Más allá de esta difracción, la recepción de un niño, restringida y condicionada al establecimiento de un diagnóstico y una orientación terapéutica, no crea en ningún caso las condiciones necesarias para el encuentro entre este niño y un practicante-partenaire, ni para el establecimiento de la transferencia, el único operador de mutaciones subjetivas.

Las PCOs y los PCPEs proponen que la atención a largo plazo sea proporcionada por profesionales privados, aislados entre sí y dispersos por todo el territorio. Cuando se trata de tratar casos complejos, son los profesionales de la ciudad quienes se ven sin saber qué dónde dirigir sus impasses. Sabemos la importancia, en el acompañamiento de la psicosis y el autismo severo, y más ampliamente para los llamados sujetos «irrompibles», de hablar entre profesionales, de elaborar el caso, de ajustar la propia práctica, para lo cual el paradigma de la práctica entre varios, formalizado por Jacques-Alain Miller, da una orientación, y que solo una institución permite.

Muy a menudo, las familias y los niños no se equivocan al elegir, en sus errancias, detenerse en el CMP. Este lugar acoge a todos los que se presentan sin discriminación, lo que se toma el tiempo de reunirse, rodeando a profesionales atentos a la forma del síntoma en el niño.

El psicoanálisis y la práctica orientada por el psicoanálisis en las instituciones pretenden, por tanto, limitar la divagación de un sujeto buscando, en apoyo de sus palabras, indexar el exceso de goce que desorienta al sujeto.

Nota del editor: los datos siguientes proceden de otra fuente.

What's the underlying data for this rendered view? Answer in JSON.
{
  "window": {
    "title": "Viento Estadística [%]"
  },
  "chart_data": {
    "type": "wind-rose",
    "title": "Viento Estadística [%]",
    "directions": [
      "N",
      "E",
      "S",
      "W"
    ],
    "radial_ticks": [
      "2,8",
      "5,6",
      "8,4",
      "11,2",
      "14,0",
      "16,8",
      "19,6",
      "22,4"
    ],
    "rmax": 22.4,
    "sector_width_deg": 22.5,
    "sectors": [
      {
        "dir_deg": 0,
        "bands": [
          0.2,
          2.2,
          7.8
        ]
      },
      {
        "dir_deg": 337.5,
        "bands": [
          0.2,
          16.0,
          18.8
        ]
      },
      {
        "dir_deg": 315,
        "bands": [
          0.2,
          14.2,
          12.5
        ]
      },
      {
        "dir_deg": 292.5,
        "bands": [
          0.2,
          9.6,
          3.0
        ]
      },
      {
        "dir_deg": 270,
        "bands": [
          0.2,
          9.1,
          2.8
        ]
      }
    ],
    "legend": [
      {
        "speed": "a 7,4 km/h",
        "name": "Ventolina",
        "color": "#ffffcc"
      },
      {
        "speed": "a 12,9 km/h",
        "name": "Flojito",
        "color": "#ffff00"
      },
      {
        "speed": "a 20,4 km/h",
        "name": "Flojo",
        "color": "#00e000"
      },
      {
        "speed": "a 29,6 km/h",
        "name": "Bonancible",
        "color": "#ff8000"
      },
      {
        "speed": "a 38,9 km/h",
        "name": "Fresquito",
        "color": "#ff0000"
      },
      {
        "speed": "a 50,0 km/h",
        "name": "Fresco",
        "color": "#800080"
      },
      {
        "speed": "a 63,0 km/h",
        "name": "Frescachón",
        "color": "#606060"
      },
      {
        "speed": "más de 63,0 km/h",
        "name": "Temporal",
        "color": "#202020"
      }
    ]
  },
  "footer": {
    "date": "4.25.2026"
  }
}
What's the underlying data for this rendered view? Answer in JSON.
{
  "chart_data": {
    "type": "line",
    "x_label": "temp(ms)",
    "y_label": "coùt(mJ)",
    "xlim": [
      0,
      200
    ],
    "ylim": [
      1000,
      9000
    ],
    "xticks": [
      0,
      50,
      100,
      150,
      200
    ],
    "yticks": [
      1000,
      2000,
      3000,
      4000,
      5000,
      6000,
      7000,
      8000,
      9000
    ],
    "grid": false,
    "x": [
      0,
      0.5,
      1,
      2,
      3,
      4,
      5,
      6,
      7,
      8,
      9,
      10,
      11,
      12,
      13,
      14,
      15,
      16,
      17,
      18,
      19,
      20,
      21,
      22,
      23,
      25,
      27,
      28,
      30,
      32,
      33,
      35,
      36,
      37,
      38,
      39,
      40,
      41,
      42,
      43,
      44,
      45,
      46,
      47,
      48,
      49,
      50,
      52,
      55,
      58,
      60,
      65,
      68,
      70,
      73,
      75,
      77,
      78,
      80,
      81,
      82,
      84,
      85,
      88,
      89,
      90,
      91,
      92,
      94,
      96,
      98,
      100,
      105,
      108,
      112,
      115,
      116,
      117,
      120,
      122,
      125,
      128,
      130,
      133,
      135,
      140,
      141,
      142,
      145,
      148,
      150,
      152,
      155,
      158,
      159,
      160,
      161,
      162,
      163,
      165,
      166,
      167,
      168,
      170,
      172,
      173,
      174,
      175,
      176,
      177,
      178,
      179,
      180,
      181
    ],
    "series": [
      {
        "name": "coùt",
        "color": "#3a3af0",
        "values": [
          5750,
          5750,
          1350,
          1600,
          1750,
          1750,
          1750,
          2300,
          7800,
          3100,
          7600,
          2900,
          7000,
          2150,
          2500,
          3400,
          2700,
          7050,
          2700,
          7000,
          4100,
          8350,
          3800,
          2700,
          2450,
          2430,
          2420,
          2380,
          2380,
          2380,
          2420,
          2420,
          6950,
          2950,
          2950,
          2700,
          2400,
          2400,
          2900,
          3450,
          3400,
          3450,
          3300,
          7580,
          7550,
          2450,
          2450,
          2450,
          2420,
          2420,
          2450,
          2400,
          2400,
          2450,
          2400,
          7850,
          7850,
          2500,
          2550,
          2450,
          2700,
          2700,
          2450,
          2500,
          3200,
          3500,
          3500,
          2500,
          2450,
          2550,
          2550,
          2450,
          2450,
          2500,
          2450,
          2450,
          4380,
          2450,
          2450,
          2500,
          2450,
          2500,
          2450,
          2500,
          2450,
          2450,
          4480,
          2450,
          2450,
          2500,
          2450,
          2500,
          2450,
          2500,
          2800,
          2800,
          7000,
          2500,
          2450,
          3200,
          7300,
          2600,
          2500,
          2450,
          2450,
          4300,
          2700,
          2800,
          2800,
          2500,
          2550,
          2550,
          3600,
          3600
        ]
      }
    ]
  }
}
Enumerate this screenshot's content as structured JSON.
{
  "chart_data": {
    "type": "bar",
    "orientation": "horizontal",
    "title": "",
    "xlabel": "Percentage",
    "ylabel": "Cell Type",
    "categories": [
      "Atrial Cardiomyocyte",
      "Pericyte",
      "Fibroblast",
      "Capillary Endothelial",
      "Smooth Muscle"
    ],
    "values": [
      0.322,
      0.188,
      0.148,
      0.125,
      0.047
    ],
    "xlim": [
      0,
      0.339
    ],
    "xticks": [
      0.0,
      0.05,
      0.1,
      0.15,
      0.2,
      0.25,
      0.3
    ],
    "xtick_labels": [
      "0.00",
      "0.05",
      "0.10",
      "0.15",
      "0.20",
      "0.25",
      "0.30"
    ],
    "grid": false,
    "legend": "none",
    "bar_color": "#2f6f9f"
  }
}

*Adam A., El impulso de vagar por la salud mental – Institut Psychoanalytique de l’Enfant du Champ freudien

[1] El proyecto de ley PPL nº 385, destinado a integrar los centros especializados en salud mental en el Código de Salud Pública, votado en el Senado en diciembre de 2026 y pronto será debatido en la Asamblea Nacional, disponible en la página web del Senado.